There is less bias or overestimation of the error rate because approximately twice as many observations are included in the training set.

Reducing Variance

Variance is reduced due to consistent results across multiple trials, as there are no random splits in Leave-One-Out Cross Validation, which avoids the risk of over-optimizing for a specific split.

However, the n models need to be fit to use Leave-One-Out Cross Validation, making it computationally expensive and time consuming to implement when n is extremely large.
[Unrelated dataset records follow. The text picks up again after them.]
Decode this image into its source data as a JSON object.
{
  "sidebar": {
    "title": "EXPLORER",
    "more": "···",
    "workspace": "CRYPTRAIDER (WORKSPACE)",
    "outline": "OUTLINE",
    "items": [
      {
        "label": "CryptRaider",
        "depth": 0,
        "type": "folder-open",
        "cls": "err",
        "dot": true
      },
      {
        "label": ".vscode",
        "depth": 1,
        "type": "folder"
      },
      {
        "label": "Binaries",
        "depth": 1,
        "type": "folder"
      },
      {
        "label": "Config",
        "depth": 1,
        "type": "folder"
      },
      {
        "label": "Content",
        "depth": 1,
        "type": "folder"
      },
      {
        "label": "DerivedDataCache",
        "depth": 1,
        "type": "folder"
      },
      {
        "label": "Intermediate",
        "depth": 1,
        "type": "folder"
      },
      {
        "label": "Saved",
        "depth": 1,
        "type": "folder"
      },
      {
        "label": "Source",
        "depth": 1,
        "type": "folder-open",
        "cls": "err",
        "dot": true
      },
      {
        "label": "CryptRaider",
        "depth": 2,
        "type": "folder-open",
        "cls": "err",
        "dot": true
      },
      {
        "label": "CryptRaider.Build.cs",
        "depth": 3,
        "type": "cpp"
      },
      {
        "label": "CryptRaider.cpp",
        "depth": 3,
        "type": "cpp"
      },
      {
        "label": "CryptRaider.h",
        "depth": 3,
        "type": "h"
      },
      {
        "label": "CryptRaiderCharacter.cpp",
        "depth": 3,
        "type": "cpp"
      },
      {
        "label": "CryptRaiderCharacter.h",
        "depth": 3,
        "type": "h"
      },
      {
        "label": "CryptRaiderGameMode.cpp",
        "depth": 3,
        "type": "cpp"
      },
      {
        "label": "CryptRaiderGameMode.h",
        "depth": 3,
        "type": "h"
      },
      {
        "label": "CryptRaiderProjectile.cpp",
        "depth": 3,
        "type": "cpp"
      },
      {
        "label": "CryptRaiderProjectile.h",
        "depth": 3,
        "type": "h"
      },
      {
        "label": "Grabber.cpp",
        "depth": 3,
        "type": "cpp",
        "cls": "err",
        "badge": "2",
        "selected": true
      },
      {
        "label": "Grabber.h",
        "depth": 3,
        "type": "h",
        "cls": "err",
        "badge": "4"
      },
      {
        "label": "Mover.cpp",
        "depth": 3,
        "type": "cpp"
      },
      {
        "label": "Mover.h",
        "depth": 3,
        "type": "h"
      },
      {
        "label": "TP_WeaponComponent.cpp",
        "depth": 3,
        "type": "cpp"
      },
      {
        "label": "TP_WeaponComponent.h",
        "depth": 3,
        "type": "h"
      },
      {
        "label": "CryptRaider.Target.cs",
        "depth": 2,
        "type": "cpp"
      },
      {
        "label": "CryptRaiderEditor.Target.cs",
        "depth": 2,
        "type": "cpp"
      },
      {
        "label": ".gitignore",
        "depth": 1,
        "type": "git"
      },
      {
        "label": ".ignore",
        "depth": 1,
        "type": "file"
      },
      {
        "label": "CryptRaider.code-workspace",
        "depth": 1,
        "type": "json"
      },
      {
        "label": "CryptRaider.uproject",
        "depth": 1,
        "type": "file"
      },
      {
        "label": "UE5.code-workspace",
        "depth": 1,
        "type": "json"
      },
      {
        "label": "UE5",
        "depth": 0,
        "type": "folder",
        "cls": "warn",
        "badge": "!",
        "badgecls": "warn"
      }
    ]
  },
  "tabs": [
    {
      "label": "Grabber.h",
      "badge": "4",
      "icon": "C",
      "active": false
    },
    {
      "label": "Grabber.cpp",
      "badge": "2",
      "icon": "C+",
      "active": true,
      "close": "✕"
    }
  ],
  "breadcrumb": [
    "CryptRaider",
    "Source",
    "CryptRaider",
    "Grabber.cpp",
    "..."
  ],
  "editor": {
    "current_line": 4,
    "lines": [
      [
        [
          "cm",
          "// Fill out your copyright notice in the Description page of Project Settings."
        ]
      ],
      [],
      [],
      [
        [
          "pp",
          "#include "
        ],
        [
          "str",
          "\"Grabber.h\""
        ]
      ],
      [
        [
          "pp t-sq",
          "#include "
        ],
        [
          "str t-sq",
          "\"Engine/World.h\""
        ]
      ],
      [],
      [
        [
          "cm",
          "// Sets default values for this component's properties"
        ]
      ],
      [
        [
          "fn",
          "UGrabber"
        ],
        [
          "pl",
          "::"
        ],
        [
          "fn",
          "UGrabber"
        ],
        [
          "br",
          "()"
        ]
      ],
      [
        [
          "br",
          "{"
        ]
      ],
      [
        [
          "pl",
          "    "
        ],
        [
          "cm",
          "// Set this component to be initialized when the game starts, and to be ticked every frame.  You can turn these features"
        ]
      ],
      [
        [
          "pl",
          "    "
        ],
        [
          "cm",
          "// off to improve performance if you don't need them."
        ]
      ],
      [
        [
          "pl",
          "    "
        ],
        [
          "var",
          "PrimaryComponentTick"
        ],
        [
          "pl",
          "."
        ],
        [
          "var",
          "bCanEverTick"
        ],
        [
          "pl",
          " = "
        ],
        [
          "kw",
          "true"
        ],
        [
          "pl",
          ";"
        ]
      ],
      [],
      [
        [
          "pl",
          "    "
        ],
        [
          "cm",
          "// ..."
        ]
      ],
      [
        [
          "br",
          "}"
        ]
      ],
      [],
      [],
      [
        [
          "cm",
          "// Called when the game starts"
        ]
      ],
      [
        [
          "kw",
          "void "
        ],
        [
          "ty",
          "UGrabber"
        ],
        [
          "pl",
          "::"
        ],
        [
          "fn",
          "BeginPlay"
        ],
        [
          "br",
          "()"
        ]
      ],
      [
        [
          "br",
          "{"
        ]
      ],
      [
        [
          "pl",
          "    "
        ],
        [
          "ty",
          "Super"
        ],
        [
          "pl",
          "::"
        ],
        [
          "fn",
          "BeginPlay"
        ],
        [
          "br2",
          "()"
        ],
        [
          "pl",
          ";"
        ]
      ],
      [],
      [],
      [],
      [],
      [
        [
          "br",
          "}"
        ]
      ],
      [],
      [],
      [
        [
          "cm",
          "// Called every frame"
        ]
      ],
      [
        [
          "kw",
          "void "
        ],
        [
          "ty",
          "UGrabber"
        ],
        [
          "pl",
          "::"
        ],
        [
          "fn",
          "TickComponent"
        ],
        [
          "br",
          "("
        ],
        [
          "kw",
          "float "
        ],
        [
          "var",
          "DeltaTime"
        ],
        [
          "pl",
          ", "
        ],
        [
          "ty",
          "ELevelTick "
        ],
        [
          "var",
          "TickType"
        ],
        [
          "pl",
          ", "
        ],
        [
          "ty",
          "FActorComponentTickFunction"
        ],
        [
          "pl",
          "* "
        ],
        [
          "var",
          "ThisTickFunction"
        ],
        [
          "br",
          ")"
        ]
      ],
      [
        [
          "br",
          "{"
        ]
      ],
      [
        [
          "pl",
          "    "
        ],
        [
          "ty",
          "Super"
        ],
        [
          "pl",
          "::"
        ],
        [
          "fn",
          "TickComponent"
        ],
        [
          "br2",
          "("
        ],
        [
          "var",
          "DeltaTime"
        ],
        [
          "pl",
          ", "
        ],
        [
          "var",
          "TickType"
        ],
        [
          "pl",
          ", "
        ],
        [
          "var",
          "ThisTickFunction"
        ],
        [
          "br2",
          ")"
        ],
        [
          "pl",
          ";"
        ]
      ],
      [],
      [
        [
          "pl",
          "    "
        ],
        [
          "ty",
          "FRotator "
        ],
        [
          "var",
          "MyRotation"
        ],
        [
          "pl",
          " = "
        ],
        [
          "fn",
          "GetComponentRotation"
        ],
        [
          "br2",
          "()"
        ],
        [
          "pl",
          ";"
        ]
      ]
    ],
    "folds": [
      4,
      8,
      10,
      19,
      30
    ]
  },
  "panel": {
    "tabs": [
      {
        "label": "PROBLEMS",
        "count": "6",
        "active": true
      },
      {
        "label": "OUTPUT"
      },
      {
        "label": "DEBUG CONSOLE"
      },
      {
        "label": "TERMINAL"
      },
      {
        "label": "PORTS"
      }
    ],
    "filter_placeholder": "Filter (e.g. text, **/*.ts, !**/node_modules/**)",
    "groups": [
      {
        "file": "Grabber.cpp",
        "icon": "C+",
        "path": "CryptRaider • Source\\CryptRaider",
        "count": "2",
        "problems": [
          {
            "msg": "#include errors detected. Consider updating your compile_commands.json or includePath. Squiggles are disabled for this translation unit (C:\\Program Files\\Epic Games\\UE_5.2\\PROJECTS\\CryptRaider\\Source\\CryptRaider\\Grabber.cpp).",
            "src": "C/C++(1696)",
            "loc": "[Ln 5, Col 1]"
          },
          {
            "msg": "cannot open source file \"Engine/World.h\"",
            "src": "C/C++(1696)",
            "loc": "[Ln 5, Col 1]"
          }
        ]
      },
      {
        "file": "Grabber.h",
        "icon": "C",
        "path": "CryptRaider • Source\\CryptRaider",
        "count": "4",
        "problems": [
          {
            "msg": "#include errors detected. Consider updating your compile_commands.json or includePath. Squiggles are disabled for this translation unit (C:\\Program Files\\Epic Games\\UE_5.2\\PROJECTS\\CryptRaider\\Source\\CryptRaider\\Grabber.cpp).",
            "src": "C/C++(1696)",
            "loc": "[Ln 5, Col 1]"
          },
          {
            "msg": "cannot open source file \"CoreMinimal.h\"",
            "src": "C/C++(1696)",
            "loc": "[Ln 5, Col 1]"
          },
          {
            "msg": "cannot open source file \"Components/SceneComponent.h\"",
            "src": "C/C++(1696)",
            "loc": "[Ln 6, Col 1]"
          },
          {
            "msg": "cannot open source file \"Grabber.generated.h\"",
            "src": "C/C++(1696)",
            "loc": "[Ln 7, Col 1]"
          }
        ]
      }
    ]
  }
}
The Mystery of K-Fold Cross Validation

K-Fold Validation Set Approach

K-Fold Cross Validation is a powerful technique used to assess the predictivity of a machine learning model by dividing the data into k subsets and iteratively training the model k times, using a different subset as the test set and the remaining data as the training set. In addition, this approach helps in mitigating the variance in the model's performance evaluation. Moreover, the Leave-One-Out Cross Validation is a special case of K-fold Cross Validation where k = n. Let's delve into each part of K-Fold Validation:

1. Split Data: Randomly divide the dataset into k folds, using each fold as a validation set while the remaining data serves as the training set in each iteration. Let's try it out!

# Perform k-fold Cross-Validation (e.g., k=5)
k_fold_cv = 5

2. Train and Validate Model: For each iteration, train the model on the training set and validate it on the designated validation set.

# Use the "carat" feature for training in k-fold cross-validation
score_kfold = cross_val_score(model, X[["carat"]], y, cv=k_fold_cv, scoring="neg_mean_squared_error")

3. Evaluate Performance: Use certain metrics to evaluate the model's performance on the test set.

# Calculate RMSE for k-fold cross-validation
RMSE_kfold = np.sqrt(np.abs(score_kfold).mean())

# Print the RMSE for k-fold cross-validation
print("Root Mean Squared Error (k-fold CV):", RMSE_kfold)
Root Mean Squared Error (k-fold CV): 1938.0324820007454

Therefore, K-Fold Cross-Validation is a reliable method to minimize the chance of overfitting to a particular data split while being computationally efficient. When we are deciding on the number of folds k to use, there's a balance to be struck between bias and variance, which is a known as the bias-variance tradeoff. Conversely, Leave-One-Out Cross-Validation provides a nearly unbiased estimate of the model's error rate on unseen data but fitting models on similar dataset leads to highly correlated outputs and generates higher variance.